Refinancing can be beneficial under certain conditions. It generally makes sense to refinance if you can secure a rate at least a percentage point lower than your current rate. For example, if you took out a loan at 7% and rates have since declined, refinancing at 6% would likely result in long-term savings. Additionally, refinancing can help tap into home equity via a cash-out refinance, which typically requires at least 20% equity. Refinancing can also be useful for changing loan terms or switching loan types, such as moving from an FHA loan to a conventional loan to eliminate the FHA loan’s lifetime mortgage insurance requirement, or from an adjustable-rate mortgage to a fixed-rate mortgage to avoid potential rate hikes. Furthermore, refinancing can be beneficial if you want to adjust your loan term, such as switching from a 15-year to a 30-year mortgage for smaller monthly payments.

Refinancing involves closing costs, typically ranging from 2% to 6% of the loan amount. For a $300,000 loan, these costs might range from $6,000 to $18,000. Common costs include lender origination fees, appraisal fees, title search and insurance fees, loan application fees, survey fees, attorney fees (if required in your state), recording fees, and prepayment penalties (if applicable in the terms of your current loan). There are various types of mortgage refinance loans available, including rate-and-term refinance, cash-out refinance, no-closing-cost refinance, and streamline refinance. Each type serves different purposes and has its own set of benefits and considerations. For instance, a rate-and-term refinance allows for a lower interest rate or a change in loan term, while a cash-out refinance enables homeowners to tap into their home’s equity. A no-closing-cost refinance covers closing costs in exchange for a higher interest rate, and a streamline refinance offers a more straightforward application process for existing FHA, VA, and USDA loan borrowers.

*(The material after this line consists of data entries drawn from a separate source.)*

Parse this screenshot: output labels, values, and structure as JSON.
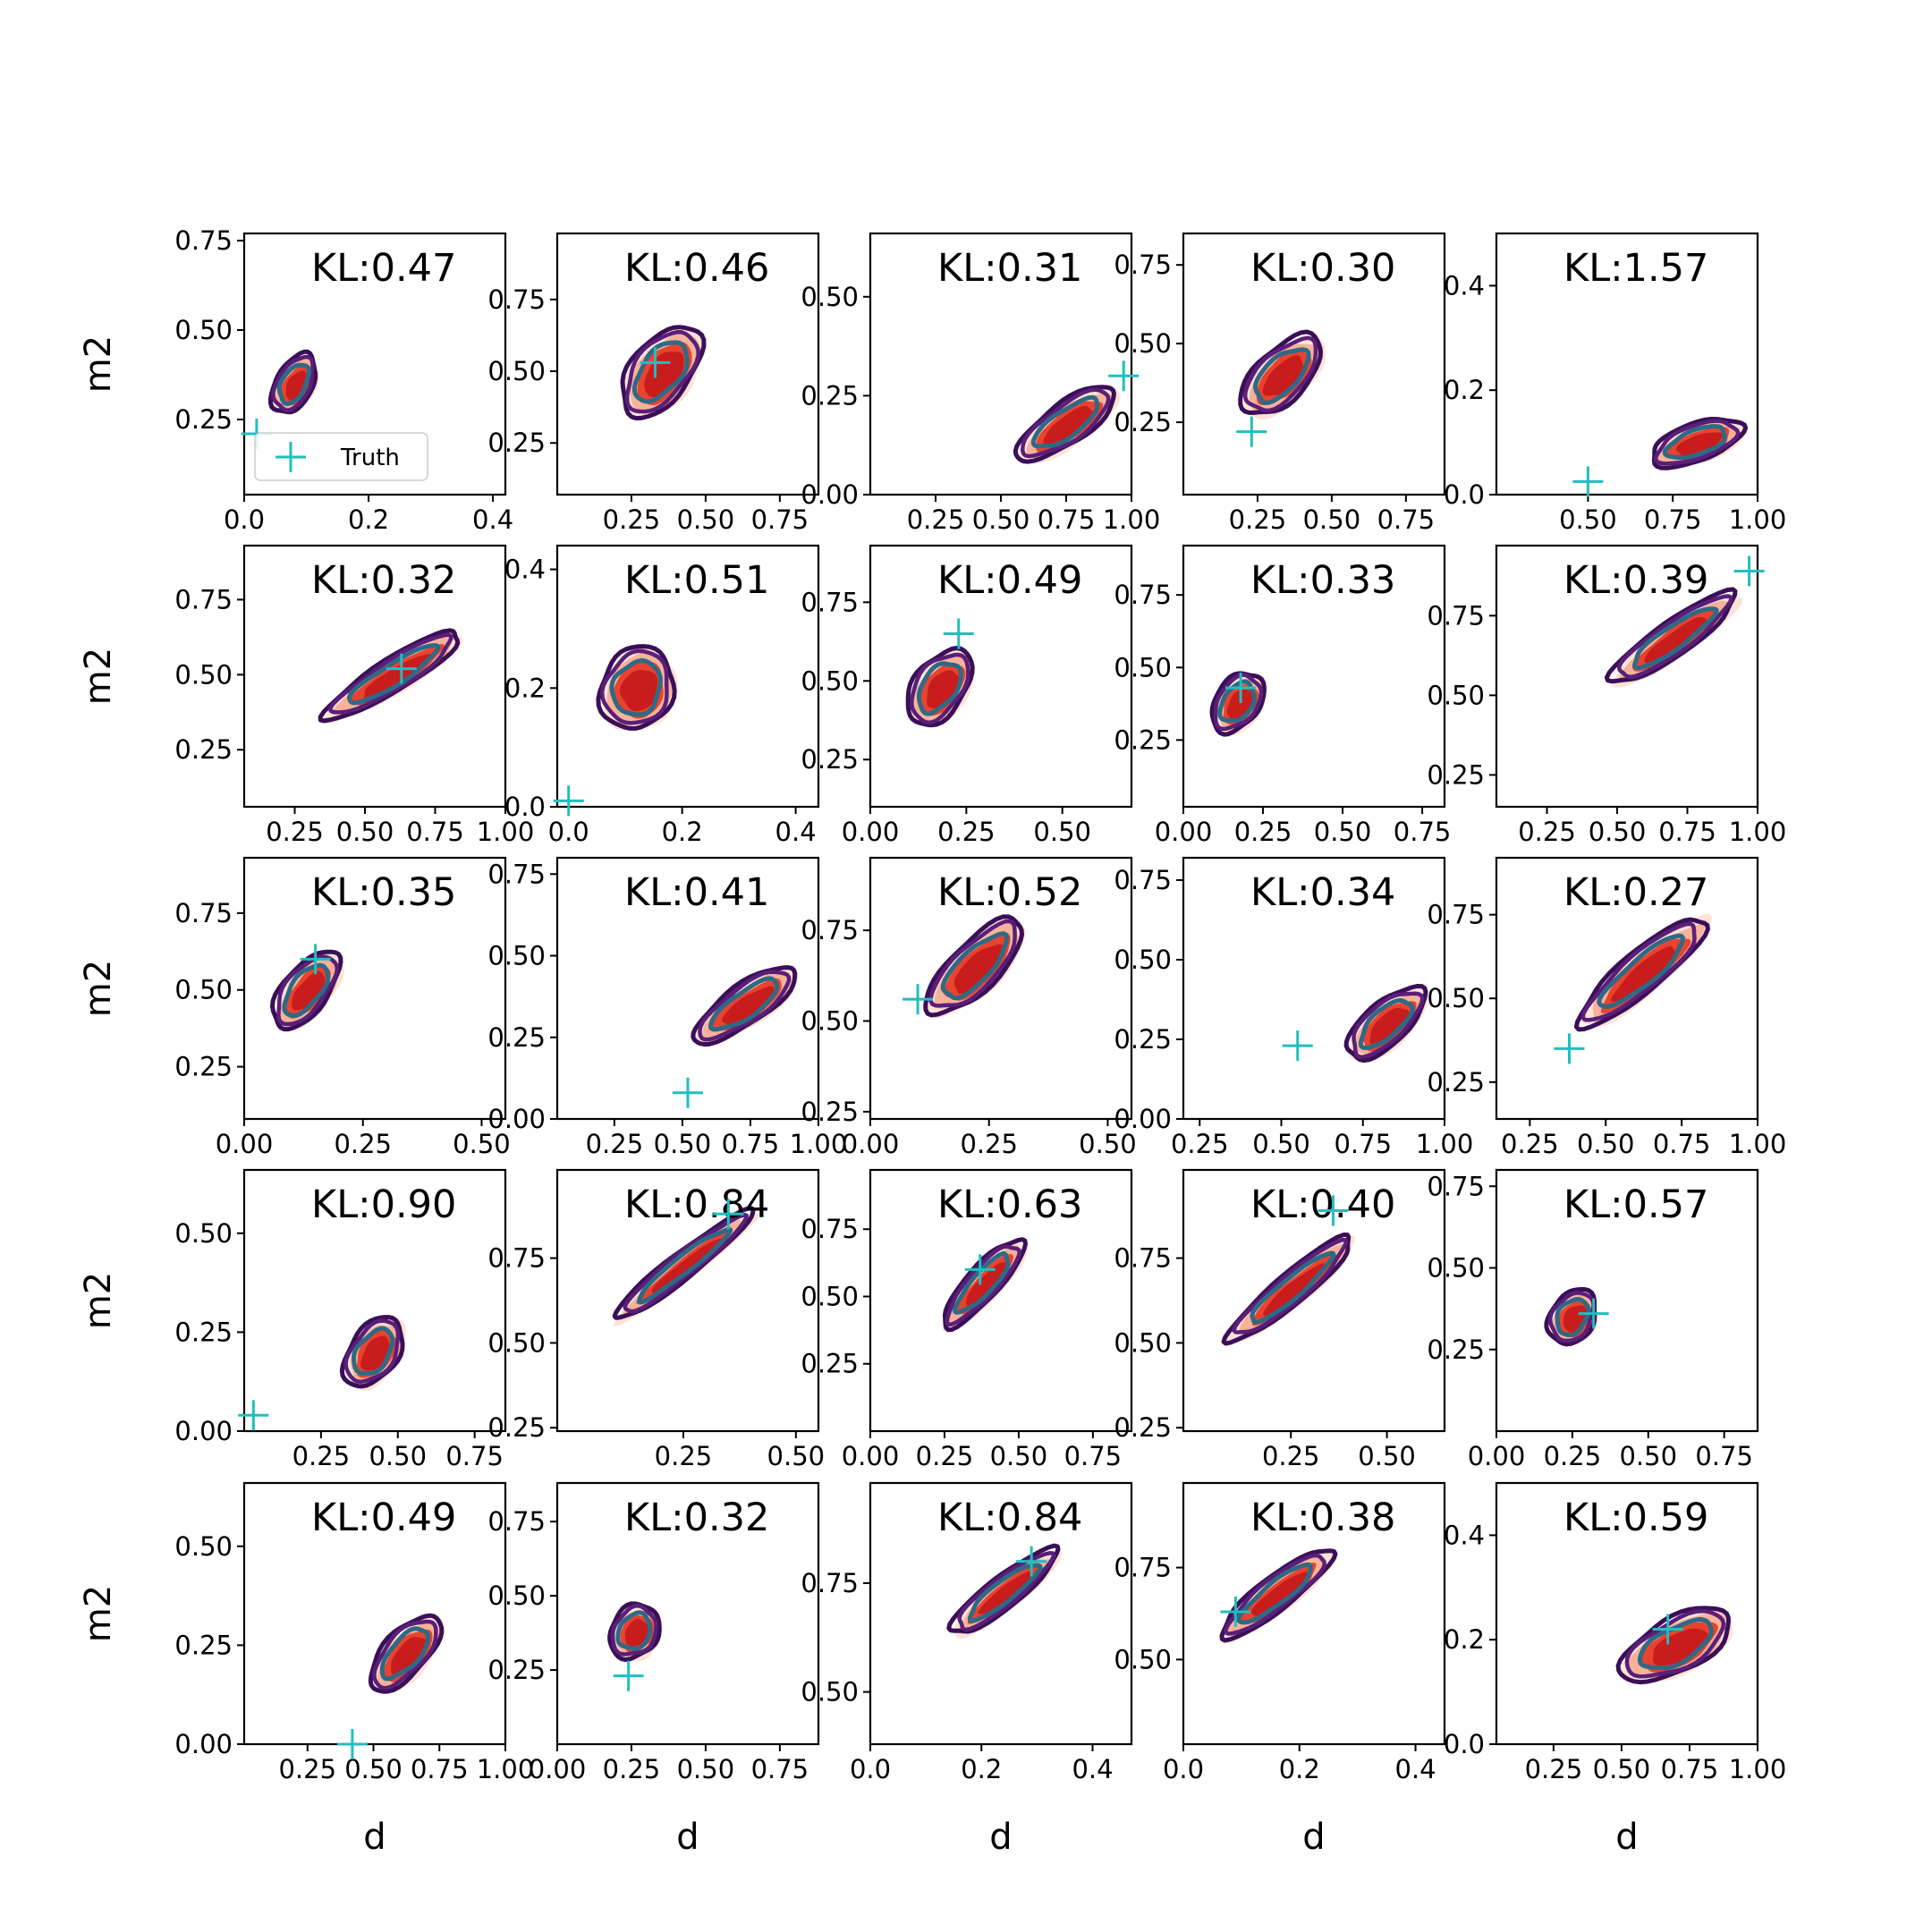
{
  "figure": {
    "xlabel": "d",
    "ylabel": "m2",
    "legend_label": "Truth"
  },
  "colors": {
    "fill_outer": "#fde2d6",
    "fill_mid": "#f8b29a",
    "fill_inner": "#e8432f",
    "fill_core": "#c91c1c",
    "contour_outer": "#3b0f58",
    "contour_mid": "#5a1f78",
    "contour_inner": "#2e6a86",
    "truth": "#1fbfbf"
  },
  "chart_data": [
    {
      "type": "contour",
      "title": "KL:0.47",
      "xticks": [
        "0.0",
        "0.2",
        "0.4"
      ],
      "xtick_values": [
        0,
        0.2,
        0.4
      ],
      "xlim": [
        0,
        0.42
      ],
      "yticks": [
        "0.25",
        "0.50",
        "0.75"
      ],
      "ytick_values": [
        0.25,
        0.5,
        0.75
      ],
      "ylim": [
        0.04,
        0.77
      ],
      "truth": [
        0.02,
        0.21
      ],
      "posterior": {
        "center": [
          0.08,
          0.35
        ],
        "spread": [
          0.07,
          0.17
        ],
        "angle": 62
      },
      "legend": true
    },
    {
      "type": "contour",
      "title": "KL:0.46",
      "xticks": [
        "0.25",
        "0.50",
        "0.75"
      ],
      "xtick_values": [
        0.25,
        0.5,
        0.75
      ],
      "xlim": [
        0,
        0.88
      ],
      "yticks": [
        "0.25",
        "0.50",
        "0.75"
      ],
      "ytick_values": [
        0.25,
        0.5,
        0.75
      ],
      "ylim": [
        0.07,
        0.98
      ],
      "truth": [
        0.33,
        0.53
      ],
      "posterior": {
        "center": [
          0.35,
          0.5
        ],
        "spread": [
          0.24,
          0.34
        ],
        "angle": 52
      }
    },
    {
      "type": "contour",
      "title": "KL:0.31",
      "xticks": [
        "0.25",
        "0.50",
        "0.75",
        "1.00"
      ],
      "xtick_values": [
        0.25,
        0.5,
        0.75,
        1
      ],
      "xlim": [
        0,
        1
      ],
      "yticks": [
        "0.00",
        "0.25",
        "0.50"
      ],
      "ytick_values": [
        0,
        0.25,
        0.5
      ],
      "ylim": [
        0,
        0.66
      ],
      "truth": [
        0.97,
        0.3
      ],
      "posterior": {
        "center": [
          0.75,
          0.18
        ],
        "spread": [
          0.3,
          0.17
        ],
        "angle": 35
      }
    },
    {
      "type": "contour",
      "title": "KL:0.30",
      "xticks": [
        "0.25",
        "0.50",
        "0.75"
      ],
      "xtick_values": [
        0.25,
        0.5,
        0.75
      ],
      "xlim": [
        0,
        0.88
      ],
      "yticks": [
        "0.25",
        "0.50",
        "0.75"
      ],
      "ytick_values": [
        0.25,
        0.5,
        0.75
      ],
      "ylim": [
        0.02,
        0.85
      ],
      "truth": [
        0.23,
        0.22
      ],
      "posterior": {
        "center": [
          0.33,
          0.4
        ],
        "spread": [
          0.23,
          0.27
        ],
        "angle": 45
      }
    },
    {
      "type": "contour",
      "title": "KL:1.57",
      "xticks": [
        "0.50",
        "0.75",
        "1.00"
      ],
      "xtick_values": [
        0.5,
        0.75,
        1
      ],
      "xlim": [
        0.23,
        1
      ],
      "yticks": [
        "0.0",
        "0.2",
        "0.4"
      ],
      "ytick_values": [
        0,
        0.2,
        0.4
      ],
      "ylim": [
        0,
        0.5
      ],
      "truth": [
        0.5,
        0.025
      ],
      "posterior": {
        "center": [
          0.82,
          0.1
        ],
        "spread": [
          0.19,
          0.12
        ],
        "angle": 20
      }
    },
    {
      "type": "contour",
      "title": "KL:0.32",
      "xticks": [
        "0.25",
        "0.50",
        "0.75",
        "1.00"
      ],
      "xtick_values": [
        0.25,
        0.5,
        0.75,
        1
      ],
      "xlim": [
        0.07,
        1
      ],
      "yticks": [
        "0.25",
        "0.50",
        "0.75"
      ],
      "ytick_values": [
        0.25,
        0.5,
        0.75
      ],
      "ylim": [
        0.06,
        0.93
      ],
      "truth": [
        0.63,
        0.52
      ],
      "posterior": {
        "center": [
          0.6,
          0.5
        ],
        "spread": [
          0.38,
          0.18
        ],
        "angle": 32
      }
    },
    {
      "type": "contour",
      "title": "KL:0.51",
      "xticks": [
        "0.0",
        "0.2",
        "0.4"
      ],
      "xtick_values": [
        0,
        0.2,
        0.4
      ],
      "xlim": [
        -0.02,
        0.44
      ],
      "yticks": [
        "0.0",
        "0.2",
        "0.4"
      ],
      "ytick_values": [
        0,
        0.2,
        0.4
      ],
      "ylim": [
        0,
        0.44
      ],
      "truth": [
        0.0,
        0.01
      ],
      "posterior": {
        "center": [
          0.12,
          0.2
        ],
        "spread": [
          0.1,
          0.2
        ],
        "angle": 65
      }
    },
    {
      "type": "contour",
      "title": "KL:0.49",
      "xticks": [
        "0.00",
        "0.25",
        "0.50"
      ],
      "xtick_values": [
        0,
        0.25,
        0.5
      ],
      "xlim": [
        0,
        0.68
      ],
      "yticks": [
        "0.25",
        "0.50",
        "0.75"
      ],
      "ytick_values": [
        0.25,
        0.5,
        0.75
      ],
      "ylim": [
        0.1,
        0.93
      ],
      "truth": [
        0.23,
        0.65
      ],
      "posterior": {
        "center": [
          0.18,
          0.48
        ],
        "spread": [
          0.15,
          0.27
        ],
        "angle": 55
      }
    },
    {
      "type": "contour",
      "title": "KL:0.33",
      "xticks": [
        "0.00",
        "0.25",
        "0.50",
        "0.75"
      ],
      "xtick_values": [
        0,
        0.25,
        0.5,
        0.75
      ],
      "xlim": [
        0,
        0.82
      ],
      "yticks": [
        "0.25",
        "0.50",
        "0.75"
      ],
      "ytick_values": [
        0.25,
        0.5,
        0.75
      ],
      "ylim": [
        0.02,
        0.92
      ],
      "truth": [
        0.18,
        0.43
      ],
      "posterior": {
        "center": [
          0.17,
          0.38
        ],
        "spread": [
          0.14,
          0.25
        ],
        "angle": 55
      }
    },
    {
      "type": "contour",
      "title": "KL:0.39",
      "xticks": [
        "0.25",
        "0.50",
        "0.75",
        "1.00"
      ],
      "xtick_values": [
        0.25,
        0.5,
        0.75,
        1
      ],
      "xlim": [
        0.07,
        1
      ],
      "yticks": [
        "0.25",
        "0.50",
        "0.75"
      ],
      "ytick_values": [
        0.25,
        0.5,
        0.75
      ],
      "ylim": [
        0.15,
        0.97
      ],
      "truth": [
        0.97,
        0.89
      ],
      "posterior": {
        "center": [
          0.7,
          0.68
        ],
        "spread": [
          0.36,
          0.18
        ],
        "angle": 35
      }
    },
    {
      "type": "contour",
      "title": "KL:0.35",
      "xticks": [
        "0.00",
        "0.25",
        "0.50"
      ],
      "xtick_values": [
        0,
        0.25,
        0.5
      ],
      "xlim": [
        0,
        0.55
      ],
      "yticks": [
        "0.25",
        "0.50",
        "0.75"
      ],
      "ytick_values": [
        0.25,
        0.5,
        0.75
      ],
      "ylim": [
        0.08,
        0.93
      ],
      "truth": [
        0.15,
        0.6
      ],
      "posterior": {
        "center": [
          0.13,
          0.5
        ],
        "spread": [
          0.13,
          0.24
        ],
        "angle": 52
      }
    },
    {
      "type": "contour",
      "title": "KL:0.41",
      "xticks": [
        "0.25",
        "0.50",
        "0.75",
        "1.00"
      ],
      "xtick_values": [
        0.25,
        0.5,
        0.75,
        1
      ],
      "xlim": [
        0.04,
        1
      ],
      "yticks": [
        "0.00",
        "0.25",
        "0.50",
        "0.75"
      ],
      "ytick_values": [
        0,
        0.25,
        0.5,
        0.75
      ],
      "ylim": [
        0,
        0.8
      ],
      "truth": [
        0.52,
        0.08
      ],
      "posterior": {
        "center": [
          0.73,
          0.35
        ],
        "spread": [
          0.3,
          0.2
        ],
        "angle": 35
      }
    },
    {
      "type": "contour",
      "title": "KL:0.52",
      "xticks": [
        "0.00",
        "0.25",
        "0.50"
      ],
      "xtick_values": [
        0,
        0.25,
        0.5
      ],
      "xlim": [
        0,
        0.55
      ],
      "yticks": [
        "0.25",
        "0.50",
        "0.75"
      ],
      "ytick_values": [
        0.25,
        0.5,
        0.75
      ],
      "ylim": [
        0.23,
        0.95
      ],
      "truth": [
        0.1,
        0.56
      ],
      "posterior": {
        "center": [
          0.22,
          0.65
        ],
        "spread": [
          0.18,
          0.22
        ],
        "angle": 45
      }
    },
    {
      "type": "contour",
      "title": "KL:0.34",
      "xticks": [
        "0.25",
        "0.50",
        "0.75",
        "1.00"
      ],
      "xtick_values": [
        0.25,
        0.5,
        0.75,
        1
      ],
      "xlim": [
        0.2,
        1
      ],
      "yticks": [
        "0.00",
        "0.25",
        "0.50",
        "0.75"
      ],
      "ytick_values": [
        0,
        0.25,
        0.5,
        0.75
      ],
      "ylim": [
        0,
        0.82
      ],
      "truth": [
        0.55,
        0.23
      ],
      "posterior": {
        "center": [
          0.82,
          0.3
        ],
        "spread": [
          0.2,
          0.22
        ],
        "angle": 42
      }
    },
    {
      "type": "contour",
      "title": "KL:0.27",
      "xticks": [
        "0.25",
        "0.50",
        "0.75",
        "1.00"
      ],
      "xtick_values": [
        0.25,
        0.5,
        0.75,
        1
      ],
      "xlim": [
        0.14,
        1
      ],
      "yticks": [
        "0.25",
        "0.50",
        "0.75"
      ],
      "ytick_values": [
        0.25,
        0.5,
        0.75
      ],
      "ylim": [
        0.14,
        0.92
      ],
      "truth": [
        0.38,
        0.35
      ],
      "posterior": {
        "center": [
          0.62,
          0.58
        ],
        "spread": [
          0.36,
          0.2
        ],
        "angle": 40
      }
    },
    {
      "type": "contour",
      "title": "KL:0.90",
      "xticks": [
        "0.25",
        "0.50",
        "0.75"
      ],
      "xtick_values": [
        0.25,
        0.5,
        0.75
      ],
      "xlim": [
        0,
        0.85
      ],
      "yticks": [
        "0.00",
        "0.25",
        "0.50"
      ],
      "ytick_values": [
        0,
        0.25,
        0.5
      ],
      "ylim": [
        0,
        0.66
      ],
      "truth": [
        0.03,
        0.04
      ],
      "posterior": {
        "center": [
          0.42,
          0.2
        ],
        "spread": [
          0.17,
          0.2
        ],
        "angle": 55
      }
    },
    {
      "type": "contour",
      "title": "KL:0.84",
      "xticks": [
        "0.25",
        "0.50"
      ],
      "xtick_values": [
        0.25,
        0.5
      ],
      "xlim": [
        -0.03,
        0.55
      ],
      "yticks": [
        "0.25",
        "0.50",
        "0.75"
      ],
      "ytick_values": [
        0.25,
        0.5,
        0.75
      ],
      "ylim": [
        0.24,
        1.01
      ],
      "truth": [
        0.35,
        0.88
      ],
      "posterior": {
        "center": [
          0.25,
          0.73
        ],
        "spread": [
          0.26,
          0.12
        ],
        "angle": 38
      }
    },
    {
      "type": "contour",
      "title": "KL:0.63",
      "xticks": [
        "0.00",
        "0.25",
        "0.50",
        "0.75"
      ],
      "xtick_values": [
        0,
        0.25,
        0.5,
        0.75
      ],
      "xlim": [
        0,
        0.88
      ],
      "yticks": [
        "0.25",
        "0.50",
        "0.75"
      ],
      "ytick_values": [
        0.25,
        0.5,
        0.75
      ],
      "ylim": [
        0,
        0.97
      ],
      "truth": [
        0.37,
        0.6
      ],
      "posterior": {
        "center": [
          0.38,
          0.55
        ],
        "spread": [
          0.26,
          0.2
        ],
        "angle": 48
      }
    },
    {
      "type": "contour",
      "title": "KL:0.40",
      "xticks": [
        "0.25",
        "0.50"
      ],
      "xtick_values": [
        0.25,
        0.5
      ],
      "xlim": [
        -0.03,
        0.65
      ],
      "yticks": [
        "0.25",
        "0.50",
        "0.75"
      ],
      "ytick_values": [
        0.25,
        0.5,
        0.75
      ],
      "ylim": [
        0.24,
        1.01
      ],
      "truth": [
        0.36,
        0.89
      ],
      "posterior": {
        "center": [
          0.25,
          0.66
        ],
        "spread": [
          0.28,
          0.15
        ],
        "angle": 40
      }
    },
    {
      "type": "contour",
      "title": "KL:0.57",
      "xticks": [
        "0.00",
        "0.25",
        "0.50",
        "0.75"
      ],
      "xtick_values": [
        0,
        0.25,
        0.5,
        0.75
      ],
      "xlim": [
        0,
        0.86
      ],
      "yticks": [
        "0.25",
        "0.50",
        "0.75"
      ],
      "ytick_values": [
        0.25,
        0.5,
        0.75
      ],
      "ylim": [
        0,
        0.8
      ],
      "truth": [
        0.32,
        0.36
      ],
      "posterior": {
        "center": [
          0.25,
          0.35
        ],
        "spread": [
          0.13,
          0.22
        ],
        "angle": 58
      }
    },
    {
      "type": "contour",
      "title": "KL:0.49",
      "xticks": [
        "0.25",
        "0.50",
        "0.75",
        "1.00"
      ],
      "xtick_values": [
        0.25,
        0.5,
        0.75,
        1
      ],
      "xlim": [
        0.01,
        1
      ],
      "yticks": [
        "0.00",
        "0.25",
        "0.50"
      ],
      "ytick_values": [
        0,
        0.25,
        0.5
      ],
      "ylim": [
        0,
        0.66
      ],
      "truth": [
        0.42,
        0.0
      ],
      "posterior": {
        "center": [
          0.62,
          0.23
        ],
        "spread": [
          0.24,
          0.18
        ],
        "angle": 48
      }
    },
    {
      "type": "contour",
      "title": "KL:0.32",
      "xticks": [
        "0.00",
        "0.25",
        "0.50",
        "0.75"
      ],
      "xtick_values": [
        0,
        0.25,
        0.5,
        0.75
      ],
      "xlim": [
        0,
        0.88
      ],
      "yticks": [
        "0.25",
        "0.50",
        "0.75"
      ],
      "ytick_values": [
        0.25,
        0.5,
        0.75
      ],
      "ylim": [
        0,
        0.88
      ],
      "truth": [
        0.24,
        0.23
      ],
      "posterior": {
        "center": [
          0.26,
          0.38
        ],
        "spread": [
          0.13,
          0.26
        ],
        "angle": 58
      }
    },
    {
      "type": "contour",
      "title": "KL:0.84",
      "xticks": [
        "0.0",
        "0.2",
        "0.4"
      ],
      "xtick_values": [
        0,
        0.2,
        0.4
      ],
      "xlim": [
        0,
        0.47
      ],
      "yticks": [
        "0.50",
        "0.75"
      ],
      "ytick_values": [
        0.5,
        0.75
      ],
      "ylim": [
        0.38,
        0.98
      ],
      "truth": [
        0.29,
        0.8
      ],
      "posterior": {
        "center": [
          0.24,
          0.73
        ],
        "spread": [
          0.16,
          0.12
        ],
        "angle": 38
      }
    },
    {
      "type": "contour",
      "title": "KL:0.38",
      "xticks": [
        "0.0",
        "0.2",
        "0.4"
      ],
      "xtick_values": [
        0,
        0.2,
        0.4
      ],
      "xlim": [
        0,
        0.45
      ],
      "yticks": [
        "0.50",
        "0.75"
      ],
      "ytick_values": [
        0.5,
        0.75
      ],
      "ylim": [
        0.27,
        0.98
      ],
      "truth": [
        0.09,
        0.63
      ],
      "posterior": {
        "center": [
          0.16,
          0.68
        ],
        "spread": [
          0.16,
          0.15
        ],
        "angle": 38
      }
    },
    {
      "type": "contour",
      "title": "KL:0.59",
      "xticks": [
        "0.25",
        "0.50",
        "0.75",
        "1.00"
      ],
      "xtick_values": [
        0.25,
        0.5,
        0.75,
        1
      ],
      "xlim": [
        0.04,
        1
      ],
      "yticks": [
        "0.0",
        "0.2",
        "0.4"
      ],
      "ytick_values": [
        0,
        0.2,
        0.4
      ],
      "ylim": [
        0,
        0.5
      ],
      "truth": [
        0.67,
        0.22
      ],
      "posterior": {
        "center": [
          0.7,
          0.19
        ],
        "spread": [
          0.3,
          0.17
        ],
        "angle": 28
      }
    }
  ]
}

Homeowners are not required to refinance with their original lender and may benefit from shopping around for better rates and service. Some lenders offer incentives for staying with them, such as waiving closing costs, so it is advisable to check with your existing lender before making a decision. Additionally, if your mortgage has been purchased by certain entities, you might be eligible for programs like Refi Now and Refi Possible. These programs can provide additional benefits and savings for eligible homeowners.